The first UK-domiciled protected cell company (PCC) NCM Re, which launched on 1 January, utilises the UK’s new ILS regulations to provide Neon with the ability to further enhance its global reinsurance offering to clients.
The new ILS regulations, approved by a government cross-party committee in November last year, allow for insurance and reinsurance firms to transfer risk to the capital markets meaning businesses and consumers can manage their risk more effectively.
The government’s consultation on ILS also proposed to create a PCC regime for multi-arrangement insurance special purpose vehicles (ISPVs).

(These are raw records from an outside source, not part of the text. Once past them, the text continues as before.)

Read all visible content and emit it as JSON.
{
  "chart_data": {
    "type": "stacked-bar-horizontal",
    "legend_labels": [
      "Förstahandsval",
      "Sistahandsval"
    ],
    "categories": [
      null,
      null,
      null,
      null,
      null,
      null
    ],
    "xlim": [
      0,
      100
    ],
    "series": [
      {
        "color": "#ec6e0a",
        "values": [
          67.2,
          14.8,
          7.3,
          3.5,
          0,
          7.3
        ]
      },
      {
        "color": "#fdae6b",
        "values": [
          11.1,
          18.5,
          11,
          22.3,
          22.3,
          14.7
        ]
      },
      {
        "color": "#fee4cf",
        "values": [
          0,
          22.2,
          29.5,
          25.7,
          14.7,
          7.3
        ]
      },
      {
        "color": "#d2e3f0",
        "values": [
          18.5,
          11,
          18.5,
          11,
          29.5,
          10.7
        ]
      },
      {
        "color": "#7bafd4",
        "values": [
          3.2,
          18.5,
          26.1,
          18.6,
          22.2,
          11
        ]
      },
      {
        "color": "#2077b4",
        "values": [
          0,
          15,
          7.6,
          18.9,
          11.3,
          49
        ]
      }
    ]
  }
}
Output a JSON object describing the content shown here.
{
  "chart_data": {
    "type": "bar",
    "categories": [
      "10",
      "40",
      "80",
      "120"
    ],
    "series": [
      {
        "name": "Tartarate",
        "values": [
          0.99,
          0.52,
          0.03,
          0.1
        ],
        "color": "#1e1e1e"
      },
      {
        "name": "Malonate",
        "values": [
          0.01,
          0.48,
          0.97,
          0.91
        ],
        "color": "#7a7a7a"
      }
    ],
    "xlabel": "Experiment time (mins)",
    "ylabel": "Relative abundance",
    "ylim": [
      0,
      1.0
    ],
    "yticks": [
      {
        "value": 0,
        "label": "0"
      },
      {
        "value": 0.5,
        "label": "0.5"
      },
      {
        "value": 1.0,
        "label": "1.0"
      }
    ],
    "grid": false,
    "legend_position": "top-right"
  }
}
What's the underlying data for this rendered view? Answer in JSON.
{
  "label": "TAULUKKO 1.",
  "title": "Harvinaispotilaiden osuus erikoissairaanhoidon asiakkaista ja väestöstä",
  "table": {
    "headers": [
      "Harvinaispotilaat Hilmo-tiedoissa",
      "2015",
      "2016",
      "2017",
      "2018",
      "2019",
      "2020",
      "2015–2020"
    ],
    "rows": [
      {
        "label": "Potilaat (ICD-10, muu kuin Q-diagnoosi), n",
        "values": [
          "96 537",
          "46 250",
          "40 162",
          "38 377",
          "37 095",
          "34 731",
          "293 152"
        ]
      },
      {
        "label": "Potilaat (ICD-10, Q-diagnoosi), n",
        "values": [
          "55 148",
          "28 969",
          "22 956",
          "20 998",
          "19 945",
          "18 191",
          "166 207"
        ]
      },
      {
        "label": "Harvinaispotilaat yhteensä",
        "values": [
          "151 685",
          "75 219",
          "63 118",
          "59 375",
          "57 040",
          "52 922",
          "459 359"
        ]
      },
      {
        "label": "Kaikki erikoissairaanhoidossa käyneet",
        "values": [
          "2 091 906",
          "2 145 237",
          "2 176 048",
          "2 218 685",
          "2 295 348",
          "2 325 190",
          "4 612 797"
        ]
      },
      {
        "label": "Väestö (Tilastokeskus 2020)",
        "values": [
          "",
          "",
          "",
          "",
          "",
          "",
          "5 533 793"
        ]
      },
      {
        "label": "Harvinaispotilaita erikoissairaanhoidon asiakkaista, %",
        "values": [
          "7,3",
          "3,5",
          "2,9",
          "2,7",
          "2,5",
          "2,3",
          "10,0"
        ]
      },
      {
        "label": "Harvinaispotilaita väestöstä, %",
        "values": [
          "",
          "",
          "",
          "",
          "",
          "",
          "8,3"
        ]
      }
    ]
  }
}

NCM Re will utilise a range of CAT modelling and pricing techniques to leverage Neon’s strong underwriting and risk selection skills to source business for third party investors.
Neon’s first ILS transaction is a $72 million collateralised quota share reinsurance transaction, which will underwrite a portion of Neon Syndicate 2468’s property treaty reinsurance and direct facultative portfolios.
Martin Reith, Neon Group chief executive, commented: “I am both excited and proud to see Neon making history - not only is it a testament to Neon’s commitment to doing things differently but it also underpins our attitude as a business—unafraid to lead the way and embrace change.”
He continued: “Our investors will benefit from strong, data-driven risk selection and underwriting alongside a clear focus on delivering targeted returns, while we will look to increase our relevance and offering to clients.”